He´s also a farmer who grows potatoes, corn and sugar beet on 160 hectares north of Helsingborg.

"The farmers of Skåne are most often the first to start with the spring sowing, followed by their colleagues in Västra Götaland around a week later and then the farmers in Mälardalen two to three weeks later," said Persson.

"Furthest up north it doesn't normally start until two months later. This year the snowy spring could delay the work all over the country."

Bengt Persson reckons that the spring planting in Skåne will not start until the week following Easter.

Very cold weather and snow during the winter doesn´t matter, he says.
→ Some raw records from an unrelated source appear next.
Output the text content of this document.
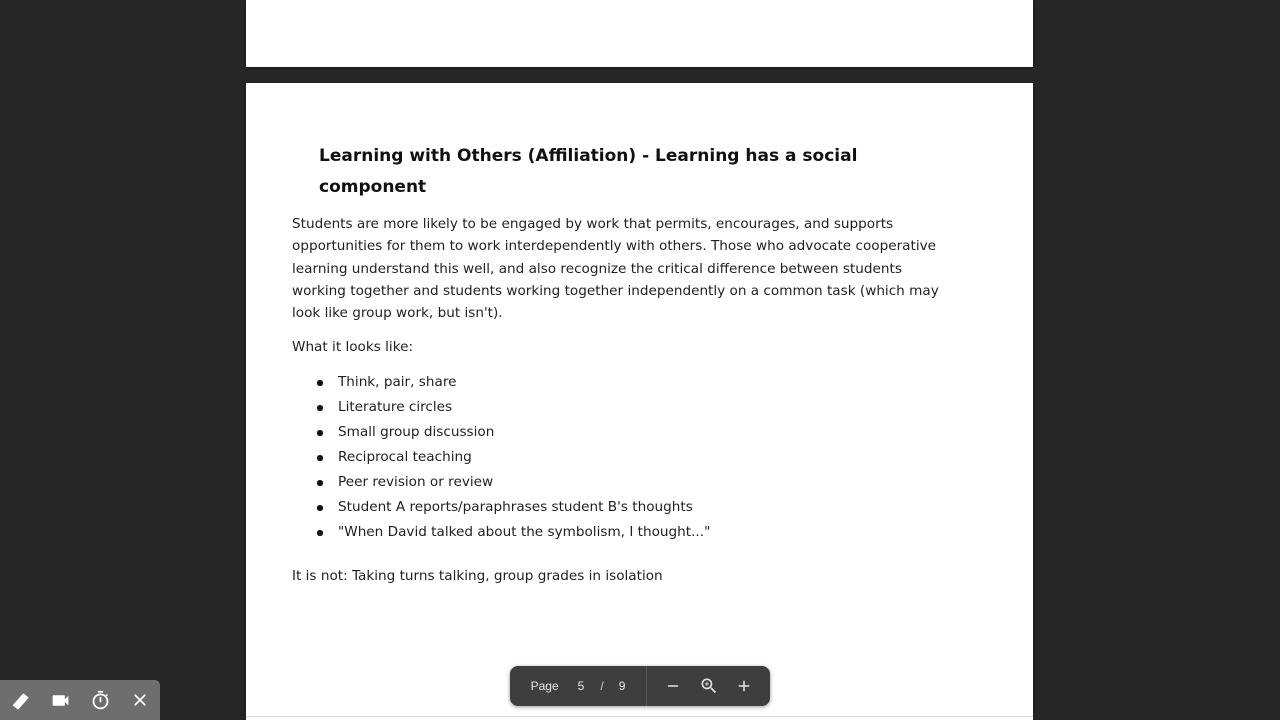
Learning with Others (Affiliation) - Learning has a social
component
Students are more likely to be engaged by work that permits, encourages, and supports
opportunities for them to work interdependently with others. Those who advocate cooperative
learning understand this well, and also recognize the critical difference between students
working together and students working together independently on a common task (which may
look like group work, but isn't).
What it looks like:
Think, pair, share
Literature circles
Small group discussion
Reciprocal teaching
Peer revision or review
Student A reports/paraphrases student B's thoughts
"When David talked about the symbolism, I thought..."
It is not: Taking turns talking, group grades in isolation
Page 5 / 9
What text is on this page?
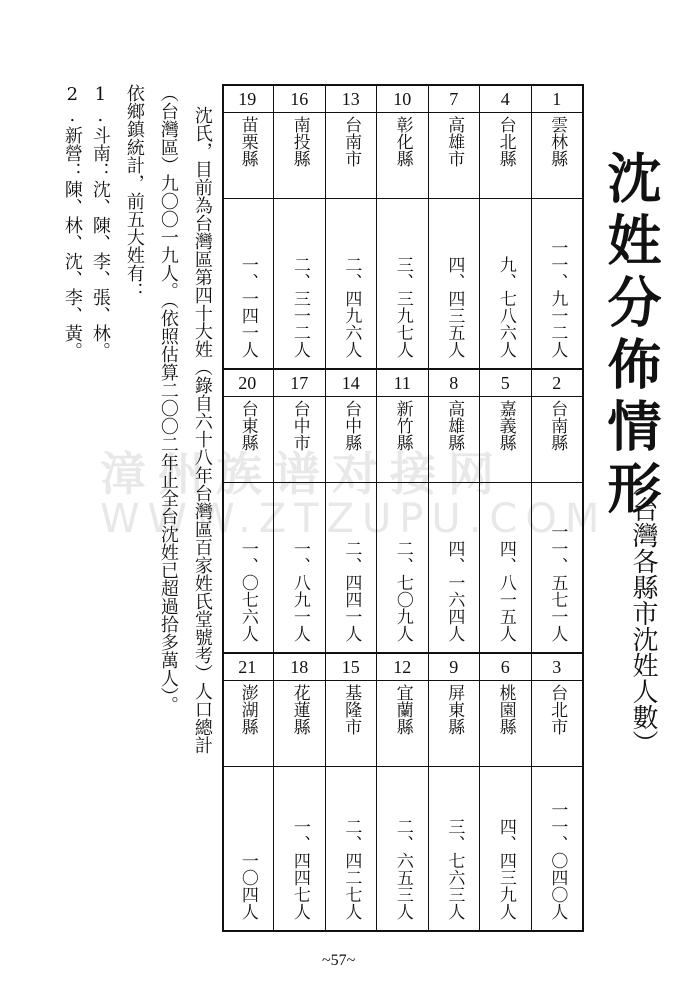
漳州族谱对接网
WWW.ZTZUPU.COM
沈姓分佈情形
（台灣各縣市沈姓人數）
1
雲林縣
一一、九一二人
4
台北縣
九、七八六人
7
高雄市
四、四三五人
10
彰化縣
三、三九七人
13
台南市
二、四九六人
16
南投縣
二、三一二人
19
苗栗縣
一、一四一人
2
台南縣
一一、五七一人
5
嘉義縣
四、八一五人
8
高雄縣
四、一六四人
11
新竹縣
二、七〇九人
14
台中縣
二、四四一人
17
台中市
一、八九一人
20
台東縣
一、〇七六人
3
台北市
一一、〇四〇人
6
桃園縣
四、四三九人
9
屏東縣
三、七六三人
12
宜蘭縣
二、六五三人
15
基隆市
二、四二七人
18
花蓮縣
一、四四七人
21
澎湖縣
一〇四人
沈氏，目前為台灣區第四十大姓（錄自六十八年台灣區百家姓氏堂號考）人口總計
（台灣區）九〇〇一九人。（依照估算二〇〇二年止全台沈姓已超過拾多萬人）。
依鄉鎮統計，前五大姓有：
1.斗南：沈、陳、李、張、林。
2.新營：陳、林、沈、李、黃。
~57~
On the contrary, the rape crop planted in the autumn is actually protected by the snow cover.

To get a good harvest in the autumn from the crop which will be sown now, the continuing growing season must include exactly the right amount of warmth and moisture.

But the fact that the early crops, such as new potatoes, lettuce and carrots, will be sown later will probably mean a reduced harvest.

The potatoes also have less time to grow until the big harvest at Whitsun - Sweden's first major new potato consuming weekend of the year.

"We might end up with a big shortage of new potatoes if the beautiful winter weather changes into a cold and rainy spring," said Bengt Persson.

"We can´t tell today and it has nothing to do with the late spring sowing, he added.

The pressure's off for Persson himself, though: his spuds do not have to be ready until the autumn.